Die allzu tägliche Situation: Stau; Unwetter; Autofahrer sind genervt – doch rechtfertigt das Benutzung des Seitenstreifens? Kurz gesagt: Nein, und die Konsequenzen eines entsprechenden Fehlverhaltens müssen alle beteiligten Autofahrer tragen. Das bestätigte auch das Landgericht Bochum im Oktober 2015 und damit die Entscheidung des Amtsgerichts im ersten Verfahrensschritt beim Zusammenstoß auf dem Seitenstreifen.

Ursache der Auseinandersetzung war ein Verkehrsunfall zwischen einem Pkw und einem Lkw. Aufgrund eines Unwetters hatte sich ein Stau gebildet. Der Pkw-Fahrer wich daher auf den Seitenstreifen aus, was auch der Lkw-Fahrer im Sinn hatte. Da er den auf den Seitenstreifen herannahenden Pkw nicht sah, kam es zu einer Kollision. Der Pkw-Besitzer klagte gegen die Halterin des Lkw auf Zahlung von Schadensersatz. Das Amtsgericht Recklinghausen nahm eine Haftungsverteilung von einem 1/3 zu 2/3 zu Lasten der beklagten Halterin an.

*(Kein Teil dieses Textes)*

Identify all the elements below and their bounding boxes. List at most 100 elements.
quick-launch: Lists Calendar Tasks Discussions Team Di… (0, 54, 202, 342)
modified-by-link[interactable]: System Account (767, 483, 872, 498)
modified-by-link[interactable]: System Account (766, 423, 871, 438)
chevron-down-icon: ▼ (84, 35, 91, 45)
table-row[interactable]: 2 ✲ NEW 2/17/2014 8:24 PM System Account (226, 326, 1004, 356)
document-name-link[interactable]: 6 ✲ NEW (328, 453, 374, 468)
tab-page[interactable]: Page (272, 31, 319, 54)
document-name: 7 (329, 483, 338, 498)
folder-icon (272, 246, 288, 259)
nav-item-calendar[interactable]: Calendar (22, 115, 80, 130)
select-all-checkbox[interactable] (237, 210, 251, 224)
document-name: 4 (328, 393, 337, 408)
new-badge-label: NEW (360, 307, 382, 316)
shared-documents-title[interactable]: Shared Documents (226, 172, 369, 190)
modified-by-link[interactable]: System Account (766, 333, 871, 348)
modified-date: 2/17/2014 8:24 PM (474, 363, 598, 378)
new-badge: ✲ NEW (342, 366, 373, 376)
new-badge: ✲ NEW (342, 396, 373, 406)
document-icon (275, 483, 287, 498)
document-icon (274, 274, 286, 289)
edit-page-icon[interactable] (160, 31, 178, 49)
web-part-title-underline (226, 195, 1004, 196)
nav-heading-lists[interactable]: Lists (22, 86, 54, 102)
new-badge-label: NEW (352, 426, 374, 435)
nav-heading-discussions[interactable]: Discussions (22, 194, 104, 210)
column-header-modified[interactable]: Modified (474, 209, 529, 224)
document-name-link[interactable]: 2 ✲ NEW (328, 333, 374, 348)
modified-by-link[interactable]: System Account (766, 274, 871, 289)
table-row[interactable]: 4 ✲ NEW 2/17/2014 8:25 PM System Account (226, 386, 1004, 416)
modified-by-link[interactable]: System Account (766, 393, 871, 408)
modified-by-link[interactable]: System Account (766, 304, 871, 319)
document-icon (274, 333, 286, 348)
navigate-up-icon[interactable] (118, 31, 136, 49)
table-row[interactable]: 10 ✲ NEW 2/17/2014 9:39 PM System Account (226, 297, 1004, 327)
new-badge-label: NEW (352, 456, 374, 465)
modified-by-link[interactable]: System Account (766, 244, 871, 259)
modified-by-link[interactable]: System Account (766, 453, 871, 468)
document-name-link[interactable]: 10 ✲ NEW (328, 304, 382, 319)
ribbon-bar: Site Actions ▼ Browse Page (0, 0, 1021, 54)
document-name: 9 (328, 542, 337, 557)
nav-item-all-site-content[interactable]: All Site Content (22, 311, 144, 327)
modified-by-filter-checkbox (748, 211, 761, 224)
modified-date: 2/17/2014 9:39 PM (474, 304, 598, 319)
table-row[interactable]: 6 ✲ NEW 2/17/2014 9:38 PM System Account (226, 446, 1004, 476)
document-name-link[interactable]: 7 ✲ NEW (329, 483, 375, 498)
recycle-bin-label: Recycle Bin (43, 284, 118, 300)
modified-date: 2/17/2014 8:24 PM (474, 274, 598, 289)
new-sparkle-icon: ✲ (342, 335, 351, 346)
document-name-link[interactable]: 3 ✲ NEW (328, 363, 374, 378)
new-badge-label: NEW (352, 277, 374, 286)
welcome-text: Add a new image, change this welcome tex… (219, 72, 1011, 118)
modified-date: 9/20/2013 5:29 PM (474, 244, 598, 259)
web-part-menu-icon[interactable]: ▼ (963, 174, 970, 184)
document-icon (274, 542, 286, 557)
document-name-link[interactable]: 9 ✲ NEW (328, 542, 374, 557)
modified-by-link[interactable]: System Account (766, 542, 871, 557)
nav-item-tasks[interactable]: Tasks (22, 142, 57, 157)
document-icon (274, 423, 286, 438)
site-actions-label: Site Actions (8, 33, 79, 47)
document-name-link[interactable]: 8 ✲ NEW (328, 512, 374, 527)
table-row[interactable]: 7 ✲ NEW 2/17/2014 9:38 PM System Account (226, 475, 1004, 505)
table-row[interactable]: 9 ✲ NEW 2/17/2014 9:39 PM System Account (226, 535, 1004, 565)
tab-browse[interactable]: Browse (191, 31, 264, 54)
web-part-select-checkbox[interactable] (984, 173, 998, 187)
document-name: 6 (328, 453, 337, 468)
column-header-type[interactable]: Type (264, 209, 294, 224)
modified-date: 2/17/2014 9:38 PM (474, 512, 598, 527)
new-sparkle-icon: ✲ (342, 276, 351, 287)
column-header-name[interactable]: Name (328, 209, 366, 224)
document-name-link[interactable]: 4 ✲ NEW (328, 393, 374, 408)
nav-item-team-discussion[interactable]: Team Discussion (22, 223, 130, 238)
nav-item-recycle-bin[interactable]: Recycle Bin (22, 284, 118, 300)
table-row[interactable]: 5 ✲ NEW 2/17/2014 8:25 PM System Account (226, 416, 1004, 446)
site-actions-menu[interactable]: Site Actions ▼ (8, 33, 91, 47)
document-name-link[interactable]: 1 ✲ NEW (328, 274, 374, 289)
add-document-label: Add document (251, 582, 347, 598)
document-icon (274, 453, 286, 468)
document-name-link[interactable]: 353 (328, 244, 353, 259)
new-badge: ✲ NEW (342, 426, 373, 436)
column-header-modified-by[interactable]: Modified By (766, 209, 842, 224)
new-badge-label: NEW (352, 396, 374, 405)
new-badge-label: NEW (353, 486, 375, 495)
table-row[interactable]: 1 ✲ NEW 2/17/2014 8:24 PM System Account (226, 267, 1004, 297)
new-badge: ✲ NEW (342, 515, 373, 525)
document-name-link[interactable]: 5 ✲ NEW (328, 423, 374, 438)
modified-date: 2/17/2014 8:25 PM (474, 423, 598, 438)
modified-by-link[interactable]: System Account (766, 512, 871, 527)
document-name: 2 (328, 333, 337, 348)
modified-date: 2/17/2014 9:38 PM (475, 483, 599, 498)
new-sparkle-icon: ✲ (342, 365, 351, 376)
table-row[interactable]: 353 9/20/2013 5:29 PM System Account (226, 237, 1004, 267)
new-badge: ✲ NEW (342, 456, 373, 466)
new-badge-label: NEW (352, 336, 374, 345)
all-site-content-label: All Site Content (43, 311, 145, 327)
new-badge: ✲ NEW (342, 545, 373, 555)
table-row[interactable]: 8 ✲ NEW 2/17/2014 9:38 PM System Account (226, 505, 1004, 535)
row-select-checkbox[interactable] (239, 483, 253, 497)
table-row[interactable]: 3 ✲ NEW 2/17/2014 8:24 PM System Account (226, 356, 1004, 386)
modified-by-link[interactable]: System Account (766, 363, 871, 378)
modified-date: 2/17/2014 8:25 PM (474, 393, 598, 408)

Das sah der Pkw-Fahrer aber nicht ein und verlangte eine Alleinhaftung.

Kommt es auf dem Seitenstreifen einer Autobahn zu einem Zusammenstoß zweier Fahrzeuge, so haften beide Fahrzeugführer für die Unfallfolgen, wenn die Benutzung des Seitenstreifens rechtswidrig war. Da ist die Lage unmissverständlich. Das Bilden eines Staus aufgrund eines Unwetters rechtfertigt beim besten Willen nicht die „Not-Situation“ der Beteiligten und die Benutzung des Seitenstreifens.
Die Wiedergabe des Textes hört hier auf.